Perfectly capable of murder, Parker has almost no redeeming qualities, aside from his professionalism and the fact that he is an honest crook. In The Hunter, Parker chases his ex-partners and his ex-wife, who have betrayed him in a heist and left him for dead. He survives, but is arrested by the police. Slowly, methodically, one by one, Parker kills his betrayers, ultimately taking on the mob in the process.
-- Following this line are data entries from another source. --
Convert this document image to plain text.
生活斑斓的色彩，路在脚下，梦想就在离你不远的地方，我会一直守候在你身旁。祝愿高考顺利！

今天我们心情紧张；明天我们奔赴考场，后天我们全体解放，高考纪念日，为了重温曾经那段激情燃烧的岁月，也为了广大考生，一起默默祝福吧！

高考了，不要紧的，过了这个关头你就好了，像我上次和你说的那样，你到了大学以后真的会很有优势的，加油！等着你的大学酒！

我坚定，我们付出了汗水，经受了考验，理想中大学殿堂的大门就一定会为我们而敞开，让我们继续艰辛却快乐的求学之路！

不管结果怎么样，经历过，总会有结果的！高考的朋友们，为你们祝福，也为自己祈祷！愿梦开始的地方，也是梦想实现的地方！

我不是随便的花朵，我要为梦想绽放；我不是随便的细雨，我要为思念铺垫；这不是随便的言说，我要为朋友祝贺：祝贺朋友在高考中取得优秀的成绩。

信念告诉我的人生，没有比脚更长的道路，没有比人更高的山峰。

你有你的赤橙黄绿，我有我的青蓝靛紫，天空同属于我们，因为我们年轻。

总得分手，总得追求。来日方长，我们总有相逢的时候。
Parker is a loner, in many ways indistinguishable from the unnamed protagonist of Clint Eastwood's Dollars trilogy. He operates in an amoral world where everybody is a criminal of some sort. In this world crime pays, there is no good or evil, but simply different styles of crime. Crime is a business, and all business is a form of criminal activity. In fact, Parker is an entrepreneur of sorts, competing with the syndicate and fending off assorted psychotics, amateurs and losers. Of course, there is no law, so Parker cannot be caught and punished. He can only be injured or delayed. He has no connection to society, and seeks only to acquire money in order to remove himself to comfortable isolation.
But what makes Parker so archetypal and enduring is that he speaks to something very deep in our collective psyches. We envy Parker's lack of shame, or guilt, or any type of sentimental feeling whatsoever. Although he is hunted constantly, he is totally unselfconscious, totally focused on his purpose. Parker is a very remarkable, enduring anti-hero.